So a female presidential candidate attends a women’s function hosted by organizations of female legislators and female voters. Sounds nice and … female – right?
Wrong, says Susan Y. Smith, president of the South Carolina Democratic Women’s Council that co-hosted Hillary Clinton’s May 27 event in the state capitol of Columbia. This correlation, Smith says, is nothing but coincidence.
As for actual cause, Clinton’s attendance at the Day in Blue in Columbia, also hosted by the state legislature’s Democratic Women’s Caucus, was a sharp campaign strategy, Smith finds. Women make up a majority of registered voters in both the state and nationwide, after all, and were 61 percent of all participants in South Carolina’s last Democratic primary. The Palmetto State is also early on the slate of presidential primaries and hosts the first one in the southern U.S. next February, too. As a result, Smith says, “any smart candidate would want to appeal to women first.”

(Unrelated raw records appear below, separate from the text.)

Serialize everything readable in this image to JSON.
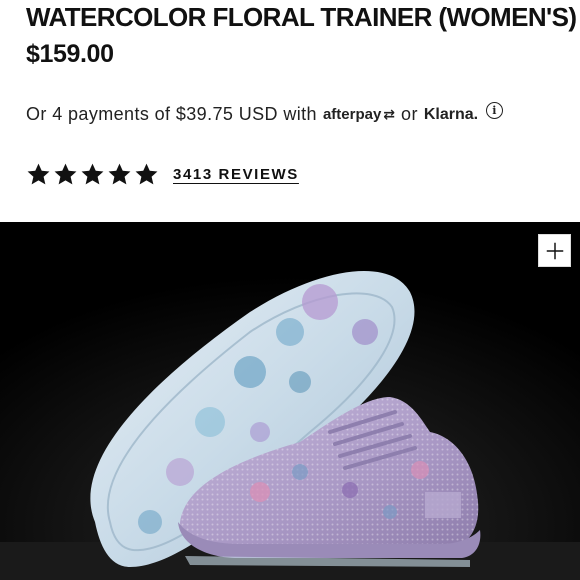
{
  "product": {
    "title": "WATERCOLOR FLORAL TRAINER (WOMEN'S)",
    "price": "$159.00"
  },
  "payments": {
    "prefix": "Or 4 payments of $39.75 USD with",
    "afterpay_label": "afterpay",
    "separator": "or",
    "klarna_label": "Klarna.",
    "info_icon": "i"
  },
  "rating": {
    "stars": 5,
    "star_color": "#111111",
    "reviews_link": "3413 REVIEWS"
  },
  "hero": {
    "background_color": "#000000",
    "shoe_color": "#a897c4",
    "sole_color": "#d9e8f2",
    "zoom_icon": "plus-icon"
  }
}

And the topics that Clinton spoke of to these women’s organizations weren’t introduced for any other reason than the fact that … well, they’re facts. Take her comments on income inequality, for example:
Too many women still earn less than men on the job. Women of color often make even less. Then there’s the so-called ‘motherhood penalty.’
Clinton’s very correct on that issue, too. Currently, women are paid 22 percent less than men for the same work. Minority women approach the plate with two strikes against them; African-American women earn 36 percent less than men, and pay is 46 percent lower for Hispanic females.
To correct this disparity, Clinton offered support for the Paycheck Fairness Act, a bill she introduced to the U.S. Senate multiple times beginning in 2005, she said, and which was recently reintroduced by Sen. Barbara Mikulski.
It’s time to get this done once and for all.
To get it done correctly, though, would require more transparency in job salaries, she said.
Women need information to negotiate. You can’t stand up for equal pay if you don’t know you’re not paid equally. Postings of new jobs should include salary ranges.
Lower paying jobs need a pay increase, too, Clinton added. “We need to raise pay for the lowest paid jobs in America,” she said, adding that such employment is disproportionately held by women – especially minority women.
In most states today, waitresses, bartenders, and hairstylists who rely on tips are paid even lower than the minimum wage.
And to back up the fact that these aren’t “women-only” issues, Clinton pointed out that these issues don’t affect women alone, but entire families. Forty percent of mothers are the primary income earner in U.S. households, if not the sole earner, Clinton said. As a result:
This isn’t a women’s issue. This is an American issue. […] The entire family is shortchanged.
And with that summation does Susan Y. Smith’s argument make perfect sense. Clinton’s platform isn’t gender-oriented; it’s American-oriented, with goals of filling in gaps that have been present for too long, and that affect too many – both women and men.
Clinton finished second in South Carolina’s 2008 primary with 26.5 percent of the vote. The first Democrat to officially declare a 2016 campaign, she leads the state’s primary polls with an average take of 62 percent.
South Carolina’s presidential primary – the first in the south and potentially fourth overall nationwide – is tentatively scheduled for Feb. 20, 2016.